When Do You Need a Replacement?
Roofing typically lasts 20 to 30 years, depending on the roof’s composition. Experts advise changing your roof if it is nearing the end of its useful life or exhibiting indications of irreversible wear and tear. It would be best to do such a task through a roof door hatch since it offers safe and convenient access to the area.
You can consider getting low-slope roofing. It is a suitable replacement if your commercial roof is outdated. Its design, however uncommon for commercial buildings, forces water to flow downward due to gravity rather than collecting on the roof or pouring down the walls. It is also the best choice if you want to add solar panels because they are resistant to heat damage.
Typical Commercial Roof Maintenance Guidelines
Below are the basic steps to conduct commercial roofing maintenance. Contact a licensed contractor if you don’t have any personal protective equipment (PPE) to protect yourself against fall hazards. They may also spot other issues you could not see, so it’s better to have their services.
Check Your Roof Cover
For Flat/Low-Slope Cover: Persistent standing water can lead to excessive weathering and brittleness in your roof membrane for these roof types. Plant and mold growth are indicators of prolonged stagnant water. Look for any indications of water damage, a symptom that your roof covering system has damage underneath or on your drop ceiling. Be sure to:
- Check the ballasted roof system for uneven rock distribution. If bare patches exist, reposition the rocks uniformly to cover the entire roof membrane. Avoid damaging the roof membrane at any cost.
- Check single ply for gaps, damaged or broken seams, rips, ruptures, punctures, and brittleness. Examine the bonded or glued-down systems for extremely slack membranes and blisters.
- Check metal panels for damaged screws and worn-out rubber washers, which can degrade over time. Check for corrosion and faded or discolored paint, an anti-rust coating. In addition, search for divots or dents.

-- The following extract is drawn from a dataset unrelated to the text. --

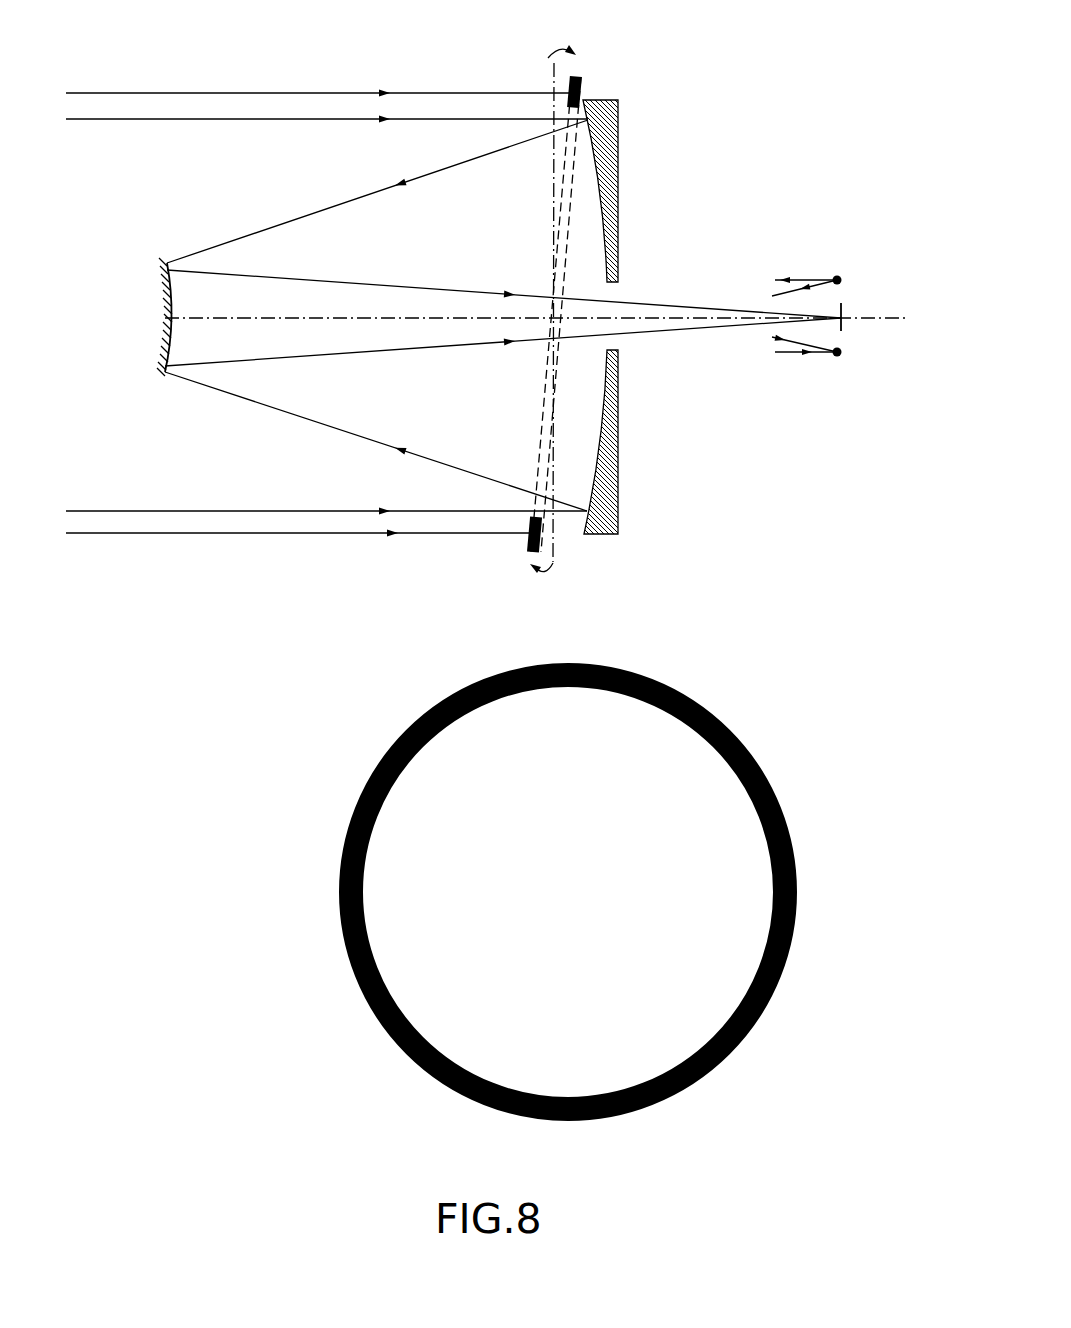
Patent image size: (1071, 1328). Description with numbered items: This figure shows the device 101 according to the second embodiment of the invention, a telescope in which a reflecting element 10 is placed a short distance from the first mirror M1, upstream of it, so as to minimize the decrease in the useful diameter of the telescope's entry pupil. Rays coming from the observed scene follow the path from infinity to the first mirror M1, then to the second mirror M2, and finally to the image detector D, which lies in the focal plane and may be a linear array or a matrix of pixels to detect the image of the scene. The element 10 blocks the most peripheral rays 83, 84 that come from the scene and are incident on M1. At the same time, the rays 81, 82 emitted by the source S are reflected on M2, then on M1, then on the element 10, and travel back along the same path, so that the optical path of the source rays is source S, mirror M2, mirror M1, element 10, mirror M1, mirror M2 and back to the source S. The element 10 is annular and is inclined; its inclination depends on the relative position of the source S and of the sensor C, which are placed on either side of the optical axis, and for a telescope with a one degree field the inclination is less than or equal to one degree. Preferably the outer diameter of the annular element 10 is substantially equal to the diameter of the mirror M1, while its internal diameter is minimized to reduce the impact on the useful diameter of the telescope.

- Check built-up and modified bitumen for the presence of bubbles/blisters, fractures, excessive wear at connectors, rips, punctures, and severe weathering that could cause the loss of embedded material or surface texture surface coatings for built-up roofs.
- Check sprayed polyurethane foam for significant weathering, rips, or ruptures that could result in the loss of the acrylic covering.
Ensure that the roof is not drooping and maintains its shape. Be sure to:
- Check metal panels for worn rubber washers and loosened screws, which can become problematic over time. Look for symptoms of corrosion and faded paint or discoloration. Search for dents or divots as well.
- Check clay and concrete tiles for any cracks or places they’ve detached.
- Check shingles to find any that are bent, missing, or broken.
Check Your Roof Drainage System
- Get rid of any debris from your roofs, such as leaves, branches, construction waste, dirt, and other particles from inside drains, gutters, and downspouts that could clog during a storm.
- Securely fasten your gutters with straps to withstand the strong winds brought on by storms and other severe thunderstorms.
- Inspect gutters for long-standing standing water and remove any obstructions that may be to blame. Ensure the drain has the proper angle to the downspout if stagnant water persists despite no blocks.
- Check the gutter system for loose or missing pieces, particularly those close to the downspout.
To ensure the longevity of your roof, plan a scheduled maintenance program for your commercial building. By setting a plan and consulting with a licensed professional, you’ll be able to customize your procedures to fit your current settings. Talk to a contractor for a better plan suitable for you.